Well, it isn't that I never eat when I’m not hungry. It’s that I am much more aware of it, so it ends up being a single peanut butter cup, rather than a whole slice of cake.

But maybe you’re still not convinced. Here are some FAQs from a totally hypothetical alter ego that I’ll call “Grumpy Katie” :


GK: I don’t have time to keep a food journal.

Answer: First of all, I don’t believe that is a thing. Food journaling will take you less than 7 minutes a day.

But, most people who say that they don’t have time to food journal are really saying “the effort required to pay attention to whether I am hungry or not when I eat is too much.”

And that is something I definitely understand. It is really exhausting to pay attention to whether you are hungry, and to all of the deep-down reasons that are driving you to over-eat. If you pay attention, you might find that you’re eating because you don’t like your life, because people you thought you liked made you unhappy, because your job or your work or your family makes you stressed out. And that might be a terrible thing to find.

This is a very complicated issue that I want to address more in a future post, but for the moment, I will say this: the choice is always yours – are you going to be aware and present in your own life, or are you going to go numb? And you don’t have to make that decision forever and ever. For now, just try being awake for 1 day. Just for tomorrow. And inevitably, there will be moments when you numb out. But note them later, in your food journal. That’s what it is there for.

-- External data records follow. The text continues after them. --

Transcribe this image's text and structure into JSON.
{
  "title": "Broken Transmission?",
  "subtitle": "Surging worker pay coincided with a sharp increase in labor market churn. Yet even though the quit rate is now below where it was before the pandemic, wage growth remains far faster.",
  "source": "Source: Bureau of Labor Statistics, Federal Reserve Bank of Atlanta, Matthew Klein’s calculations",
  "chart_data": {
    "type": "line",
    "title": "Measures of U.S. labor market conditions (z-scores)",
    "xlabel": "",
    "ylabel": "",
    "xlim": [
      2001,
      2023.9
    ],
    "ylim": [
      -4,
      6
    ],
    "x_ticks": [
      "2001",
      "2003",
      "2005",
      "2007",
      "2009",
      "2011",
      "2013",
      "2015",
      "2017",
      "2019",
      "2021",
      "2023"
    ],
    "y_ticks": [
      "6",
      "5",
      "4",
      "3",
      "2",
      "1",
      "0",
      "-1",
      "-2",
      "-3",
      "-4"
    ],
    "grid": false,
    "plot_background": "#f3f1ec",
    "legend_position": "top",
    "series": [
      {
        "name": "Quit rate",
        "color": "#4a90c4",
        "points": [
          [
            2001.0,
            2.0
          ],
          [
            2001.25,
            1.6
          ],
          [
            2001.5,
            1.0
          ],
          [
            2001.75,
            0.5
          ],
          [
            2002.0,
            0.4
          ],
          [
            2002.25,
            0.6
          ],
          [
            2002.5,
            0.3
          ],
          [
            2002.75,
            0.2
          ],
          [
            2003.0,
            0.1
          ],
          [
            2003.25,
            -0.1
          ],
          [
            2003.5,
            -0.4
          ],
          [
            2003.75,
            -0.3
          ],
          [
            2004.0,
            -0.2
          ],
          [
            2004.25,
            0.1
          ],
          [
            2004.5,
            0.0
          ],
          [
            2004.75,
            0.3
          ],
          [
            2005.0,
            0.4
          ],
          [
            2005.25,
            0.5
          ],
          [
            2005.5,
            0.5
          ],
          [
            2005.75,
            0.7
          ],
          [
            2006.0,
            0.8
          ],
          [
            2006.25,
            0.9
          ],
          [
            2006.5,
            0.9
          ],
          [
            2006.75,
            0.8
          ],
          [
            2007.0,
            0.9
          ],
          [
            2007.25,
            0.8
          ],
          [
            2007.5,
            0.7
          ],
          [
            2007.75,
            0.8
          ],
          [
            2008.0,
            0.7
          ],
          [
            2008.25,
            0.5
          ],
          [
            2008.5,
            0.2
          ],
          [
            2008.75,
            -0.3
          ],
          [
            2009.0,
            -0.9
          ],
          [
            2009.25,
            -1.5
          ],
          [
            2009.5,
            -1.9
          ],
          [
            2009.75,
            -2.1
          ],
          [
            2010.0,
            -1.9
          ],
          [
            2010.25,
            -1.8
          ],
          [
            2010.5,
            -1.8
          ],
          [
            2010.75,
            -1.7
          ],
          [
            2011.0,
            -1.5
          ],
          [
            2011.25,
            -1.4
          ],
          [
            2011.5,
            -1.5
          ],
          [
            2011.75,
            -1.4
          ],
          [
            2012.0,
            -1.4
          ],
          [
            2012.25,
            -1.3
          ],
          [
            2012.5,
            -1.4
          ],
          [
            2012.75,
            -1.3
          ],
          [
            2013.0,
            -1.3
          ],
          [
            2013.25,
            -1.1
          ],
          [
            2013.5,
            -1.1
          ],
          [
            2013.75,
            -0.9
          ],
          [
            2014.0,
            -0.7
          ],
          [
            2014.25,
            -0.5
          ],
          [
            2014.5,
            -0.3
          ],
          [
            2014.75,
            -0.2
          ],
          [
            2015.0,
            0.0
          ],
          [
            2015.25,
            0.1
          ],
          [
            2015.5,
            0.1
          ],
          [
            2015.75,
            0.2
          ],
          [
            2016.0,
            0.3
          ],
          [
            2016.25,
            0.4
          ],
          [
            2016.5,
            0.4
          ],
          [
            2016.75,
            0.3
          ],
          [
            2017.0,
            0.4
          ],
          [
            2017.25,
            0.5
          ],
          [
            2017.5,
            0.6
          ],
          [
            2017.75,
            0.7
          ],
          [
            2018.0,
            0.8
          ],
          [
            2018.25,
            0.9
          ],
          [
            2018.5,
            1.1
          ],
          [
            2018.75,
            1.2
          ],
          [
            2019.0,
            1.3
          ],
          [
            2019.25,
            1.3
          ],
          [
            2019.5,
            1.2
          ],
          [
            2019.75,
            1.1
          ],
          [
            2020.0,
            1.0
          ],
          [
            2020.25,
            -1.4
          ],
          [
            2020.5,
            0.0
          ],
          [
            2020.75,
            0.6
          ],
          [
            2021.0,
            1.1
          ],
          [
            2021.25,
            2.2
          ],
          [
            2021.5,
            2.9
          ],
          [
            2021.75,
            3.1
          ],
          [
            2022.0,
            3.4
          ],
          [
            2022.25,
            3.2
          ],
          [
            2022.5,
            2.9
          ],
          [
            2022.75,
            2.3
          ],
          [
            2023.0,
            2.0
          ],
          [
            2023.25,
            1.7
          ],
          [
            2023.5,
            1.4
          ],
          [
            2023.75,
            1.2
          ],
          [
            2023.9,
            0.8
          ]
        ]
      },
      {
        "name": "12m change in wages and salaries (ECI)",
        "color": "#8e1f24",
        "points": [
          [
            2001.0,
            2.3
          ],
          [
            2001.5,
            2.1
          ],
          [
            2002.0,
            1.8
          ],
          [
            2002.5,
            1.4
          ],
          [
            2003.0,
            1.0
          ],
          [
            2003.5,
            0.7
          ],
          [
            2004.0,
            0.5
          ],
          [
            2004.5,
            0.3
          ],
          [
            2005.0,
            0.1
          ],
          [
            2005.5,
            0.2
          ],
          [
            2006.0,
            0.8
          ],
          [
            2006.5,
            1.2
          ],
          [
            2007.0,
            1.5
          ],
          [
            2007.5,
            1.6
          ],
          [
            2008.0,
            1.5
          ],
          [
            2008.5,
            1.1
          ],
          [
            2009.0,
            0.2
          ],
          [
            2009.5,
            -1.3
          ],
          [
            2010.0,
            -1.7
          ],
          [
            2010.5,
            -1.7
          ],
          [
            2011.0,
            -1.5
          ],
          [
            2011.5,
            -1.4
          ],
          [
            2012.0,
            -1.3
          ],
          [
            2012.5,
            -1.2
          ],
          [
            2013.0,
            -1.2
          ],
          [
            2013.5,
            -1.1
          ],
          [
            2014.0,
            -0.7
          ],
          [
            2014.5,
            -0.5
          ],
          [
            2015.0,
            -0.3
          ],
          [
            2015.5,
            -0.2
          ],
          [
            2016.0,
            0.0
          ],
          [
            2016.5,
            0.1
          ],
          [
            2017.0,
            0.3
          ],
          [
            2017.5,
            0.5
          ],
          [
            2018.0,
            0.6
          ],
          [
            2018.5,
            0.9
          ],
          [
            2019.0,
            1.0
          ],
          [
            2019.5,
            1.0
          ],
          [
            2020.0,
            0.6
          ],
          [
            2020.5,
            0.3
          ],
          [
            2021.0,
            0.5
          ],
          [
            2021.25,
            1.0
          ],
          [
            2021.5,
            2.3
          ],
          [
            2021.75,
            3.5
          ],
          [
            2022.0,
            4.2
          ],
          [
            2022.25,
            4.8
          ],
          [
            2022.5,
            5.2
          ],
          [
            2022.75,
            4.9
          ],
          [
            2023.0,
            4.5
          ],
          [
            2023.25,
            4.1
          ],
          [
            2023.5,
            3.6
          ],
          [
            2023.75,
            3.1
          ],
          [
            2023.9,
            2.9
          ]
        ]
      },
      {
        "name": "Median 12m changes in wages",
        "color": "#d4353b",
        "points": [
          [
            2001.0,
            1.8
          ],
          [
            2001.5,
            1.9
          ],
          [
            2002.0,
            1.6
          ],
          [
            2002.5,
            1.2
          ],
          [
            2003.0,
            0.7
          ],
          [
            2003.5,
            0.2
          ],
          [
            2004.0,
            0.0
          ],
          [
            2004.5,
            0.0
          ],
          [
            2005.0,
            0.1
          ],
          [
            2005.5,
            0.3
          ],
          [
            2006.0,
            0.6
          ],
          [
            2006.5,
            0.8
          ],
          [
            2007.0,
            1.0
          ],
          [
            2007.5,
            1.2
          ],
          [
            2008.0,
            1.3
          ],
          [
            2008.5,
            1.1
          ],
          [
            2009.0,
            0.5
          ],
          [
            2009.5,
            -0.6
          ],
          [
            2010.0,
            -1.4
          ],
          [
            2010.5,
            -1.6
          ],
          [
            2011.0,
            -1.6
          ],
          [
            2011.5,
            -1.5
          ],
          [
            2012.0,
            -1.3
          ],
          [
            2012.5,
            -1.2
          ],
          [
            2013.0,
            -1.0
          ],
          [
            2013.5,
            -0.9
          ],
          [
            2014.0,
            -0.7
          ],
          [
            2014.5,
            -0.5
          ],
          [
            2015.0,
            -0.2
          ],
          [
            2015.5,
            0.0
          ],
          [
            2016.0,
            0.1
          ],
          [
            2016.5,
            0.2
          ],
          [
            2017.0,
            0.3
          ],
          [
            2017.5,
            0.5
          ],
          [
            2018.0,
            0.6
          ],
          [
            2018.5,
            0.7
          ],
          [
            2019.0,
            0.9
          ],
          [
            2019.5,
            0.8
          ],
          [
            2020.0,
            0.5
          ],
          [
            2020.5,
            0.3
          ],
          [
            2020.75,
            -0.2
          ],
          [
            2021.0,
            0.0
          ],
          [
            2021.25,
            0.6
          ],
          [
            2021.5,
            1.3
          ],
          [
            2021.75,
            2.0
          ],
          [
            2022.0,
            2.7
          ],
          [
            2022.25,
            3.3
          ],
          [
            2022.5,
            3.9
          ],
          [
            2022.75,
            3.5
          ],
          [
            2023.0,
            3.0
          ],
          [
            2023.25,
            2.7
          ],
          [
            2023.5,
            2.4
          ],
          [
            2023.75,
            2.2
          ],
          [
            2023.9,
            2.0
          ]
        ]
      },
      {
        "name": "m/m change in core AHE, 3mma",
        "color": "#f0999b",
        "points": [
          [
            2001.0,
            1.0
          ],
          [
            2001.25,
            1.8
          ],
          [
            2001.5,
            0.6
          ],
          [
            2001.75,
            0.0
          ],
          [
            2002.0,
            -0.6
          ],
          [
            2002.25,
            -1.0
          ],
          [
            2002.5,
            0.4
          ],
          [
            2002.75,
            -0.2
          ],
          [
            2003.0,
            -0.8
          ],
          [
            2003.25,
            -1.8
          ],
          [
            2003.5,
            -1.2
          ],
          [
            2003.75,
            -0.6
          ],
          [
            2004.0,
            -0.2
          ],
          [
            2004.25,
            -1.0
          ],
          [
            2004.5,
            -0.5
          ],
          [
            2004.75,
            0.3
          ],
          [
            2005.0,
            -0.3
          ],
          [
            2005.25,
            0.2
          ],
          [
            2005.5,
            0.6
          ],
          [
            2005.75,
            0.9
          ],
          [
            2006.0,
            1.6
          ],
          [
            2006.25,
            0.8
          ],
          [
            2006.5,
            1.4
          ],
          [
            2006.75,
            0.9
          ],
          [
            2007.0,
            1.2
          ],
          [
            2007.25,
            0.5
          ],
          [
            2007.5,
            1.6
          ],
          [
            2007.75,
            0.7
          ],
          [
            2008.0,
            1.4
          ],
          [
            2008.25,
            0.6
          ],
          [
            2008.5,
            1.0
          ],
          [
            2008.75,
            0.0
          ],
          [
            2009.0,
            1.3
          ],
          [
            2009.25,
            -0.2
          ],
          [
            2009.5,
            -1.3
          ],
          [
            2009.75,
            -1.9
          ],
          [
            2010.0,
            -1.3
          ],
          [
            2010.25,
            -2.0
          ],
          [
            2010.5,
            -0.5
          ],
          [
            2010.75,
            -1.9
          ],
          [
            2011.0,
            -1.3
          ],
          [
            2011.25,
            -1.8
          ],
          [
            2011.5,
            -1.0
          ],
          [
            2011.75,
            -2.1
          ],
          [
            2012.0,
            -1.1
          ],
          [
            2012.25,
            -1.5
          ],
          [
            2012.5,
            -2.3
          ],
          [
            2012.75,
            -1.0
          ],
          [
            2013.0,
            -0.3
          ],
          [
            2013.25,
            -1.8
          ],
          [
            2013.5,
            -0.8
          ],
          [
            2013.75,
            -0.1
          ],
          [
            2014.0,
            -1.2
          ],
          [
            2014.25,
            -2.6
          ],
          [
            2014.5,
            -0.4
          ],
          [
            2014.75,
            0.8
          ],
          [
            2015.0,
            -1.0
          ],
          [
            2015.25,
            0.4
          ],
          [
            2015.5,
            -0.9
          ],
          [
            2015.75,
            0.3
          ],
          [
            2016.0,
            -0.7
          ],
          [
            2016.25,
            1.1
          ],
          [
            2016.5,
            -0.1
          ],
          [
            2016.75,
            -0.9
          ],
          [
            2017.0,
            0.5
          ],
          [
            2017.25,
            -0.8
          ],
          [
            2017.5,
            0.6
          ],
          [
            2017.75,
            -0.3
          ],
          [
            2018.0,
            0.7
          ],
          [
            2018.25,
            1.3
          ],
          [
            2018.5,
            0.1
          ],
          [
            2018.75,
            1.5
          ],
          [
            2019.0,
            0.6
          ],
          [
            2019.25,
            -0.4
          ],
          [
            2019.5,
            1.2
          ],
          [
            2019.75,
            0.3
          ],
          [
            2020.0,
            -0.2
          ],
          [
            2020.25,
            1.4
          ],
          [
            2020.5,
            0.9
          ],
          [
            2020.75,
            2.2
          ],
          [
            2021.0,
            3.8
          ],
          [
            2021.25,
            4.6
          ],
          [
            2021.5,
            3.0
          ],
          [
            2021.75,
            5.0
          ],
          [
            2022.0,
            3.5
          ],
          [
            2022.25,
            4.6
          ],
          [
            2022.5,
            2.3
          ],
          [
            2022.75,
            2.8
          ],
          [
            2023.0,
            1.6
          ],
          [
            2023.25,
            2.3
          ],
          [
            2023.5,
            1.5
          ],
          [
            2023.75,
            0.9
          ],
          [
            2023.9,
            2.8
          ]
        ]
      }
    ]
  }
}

GK: During the day, I’m always around people. I can’t pull out a food journal and write down what I eat – everyone would see!

Answer: Yeah, this is a really tough problem. There’s two ways of dealing with this that I know about. The first is that you can be as discreet as possible. When I was keeping a food journal in a notebook, sometimes I’d sneak away to a bathroom or an empty conference room and quickly write things down.

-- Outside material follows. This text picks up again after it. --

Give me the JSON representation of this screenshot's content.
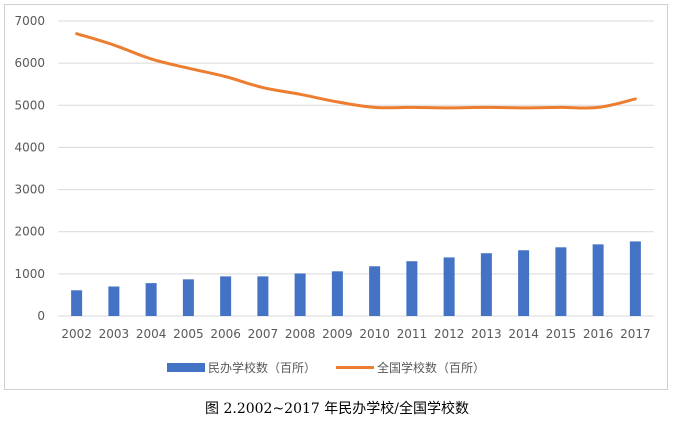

But the other (and potentially better) solution is that you could not try to write it down during the day. Just mentally note what you’re eating and whether you’re hungry, and write it all down at night, or before bed. This isn’t a carte-blanche to not bring awareness to your food (you still need to do that!), but you can do it late at night.

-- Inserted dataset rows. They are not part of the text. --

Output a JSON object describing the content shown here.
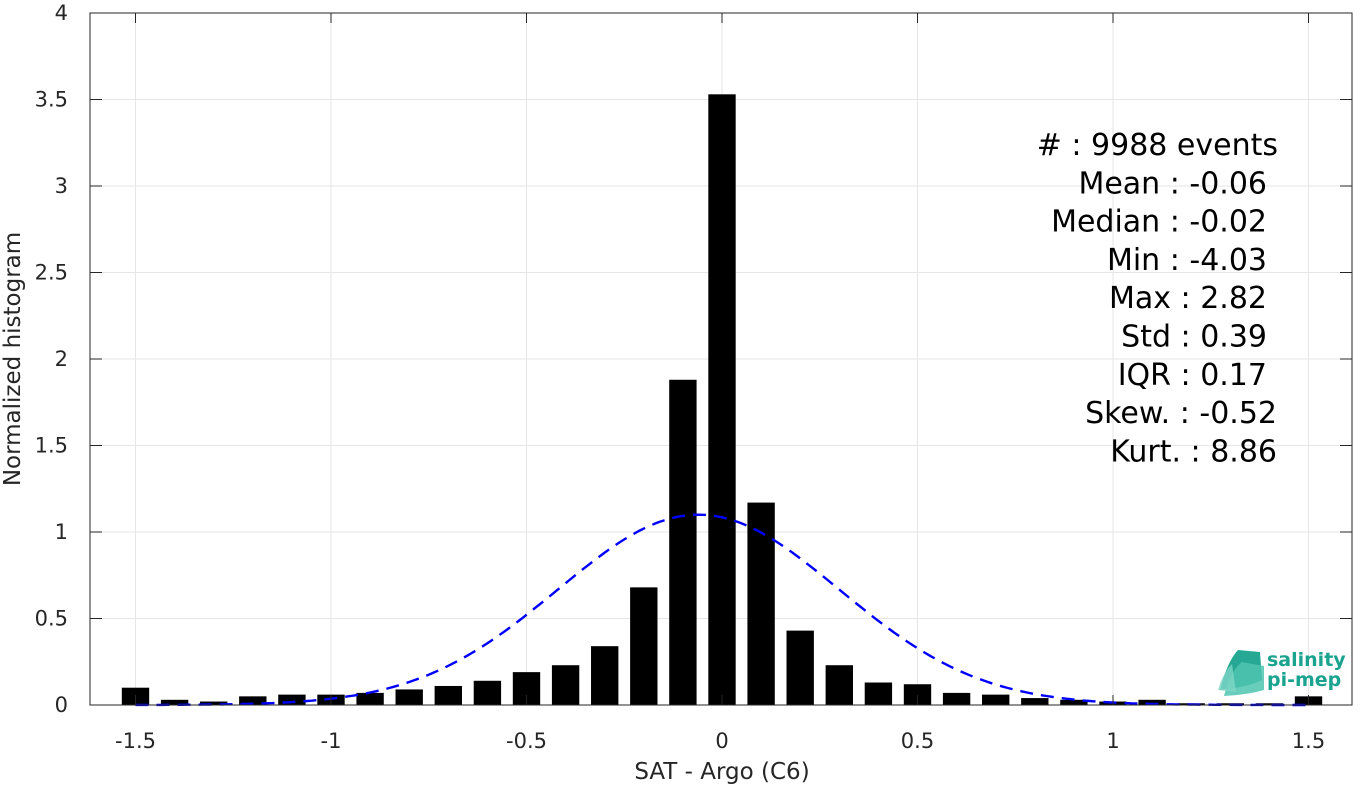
{
  "chart_data": {
    "type": "bar",
    "xlabel": "SAT - Argo (C6)",
    "ylabel": "Normalized histogram",
    "xlim": [
      -1.55,
      1.62
    ],
    "ylim": [
      0,
      4
    ],
    "xticks": [
      -1.5,
      -1,
      -0.5,
      0,
      0.5,
      1,
      1.5
    ],
    "xtick_labels": [
      "-1.5",
      "-1",
      "-0.5",
      "0",
      "0.5",
      "1",
      "1.5"
    ],
    "yticks": [
      0,
      0.5,
      1,
      1.5,
      2,
      2.5,
      3,
      3.5,
      4
    ],
    "ytick_labels": [
      "0",
      "0.5",
      "1",
      "1.5",
      "2",
      "2.5",
      "3",
      "3.5",
      "4"
    ],
    "grid": true,
    "bin_centers": [
      -1.5,
      -1.4,
      -1.3,
      -1.2,
      -1.1,
      -1.0,
      -0.9,
      -0.8,
      -0.7,
      -0.6,
      -0.5,
      -0.4,
      -0.3,
      -0.2,
      -0.1,
      0.0,
      0.1,
      0.2,
      0.3,
      0.4,
      0.5,
      0.6,
      0.7,
      0.8,
      0.9,
      1.0,
      1.1,
      1.2,
      1.3,
      1.4,
      1.5
    ],
    "values": [
      0.1,
      0.03,
      0.02,
      0.05,
      0.06,
      0.06,
      0.07,
      0.09,
      0.11,
      0.14,
      0.19,
      0.23,
      0.34,
      0.68,
      1.88,
      3.53,
      1.17,
      0.43,
      0.23,
      0.13,
      0.12,
      0.07,
      0.06,
      0.04,
      0.03,
      0.02,
      0.03,
      0.01,
      0.01,
      0.01,
      0.05
    ],
    "bar_color": "#000000",
    "fit_curve": {
      "style": "dashed",
      "color": "#0000ff",
      "mean": -0.06,
      "std": 0.36,
      "peak": 1.1
    },
    "stats": [
      "#  : 9988 events",
      "Mean : -0.06",
      "Median : -0.02",
      "Min : -4.03",
      "Max : 2.82",
      "Std : 0.39",
      "IQR : 0.17",
      "Skew. : -0.52",
      "Kurt. : 8.86"
    ]
  },
  "logo": {
    "line1": "salinity",
    "line2": "pi-mep",
    "color": "#1aa38f"
  }
}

GK: This sounds exhausting. I can’t do this for the rest of my life!!!

Answer: First of all, I do not keep a food journal regularly now, and I haven’t for a long time.

Now, most of the time I am quite aware of my hunger levels and other subtle emotional undercurrents, so I don’t need to. But it was essential at the beginning of my food journey to bring awareness, and anytime I feel my eating get out of wack, I’ll go back to doing it for a few days, or a few weeks.

But I’m also sensing, in that question, the fact that you are overwhelmed. So I also just want to acknowledge – yeah, this is really overwhelming. The thought of doing anything about your “food problem” that doesn’t involve putting it in a cage and saying “bad dog!” (e.g., going on a diet) can be especially overwhelming. So I’d really encourage you to be as kind to yourself as possible, to take this one gentle day at a time. 


This was a longer post, and if you’ve made it through, I really hope you’ll try out food journaling. I really can’t say enough good things about the impact it made on my life – doing it was the first time I ever realized all the ways in which I was using food to deal with things (emotions, people, work) that had nothing to do with food.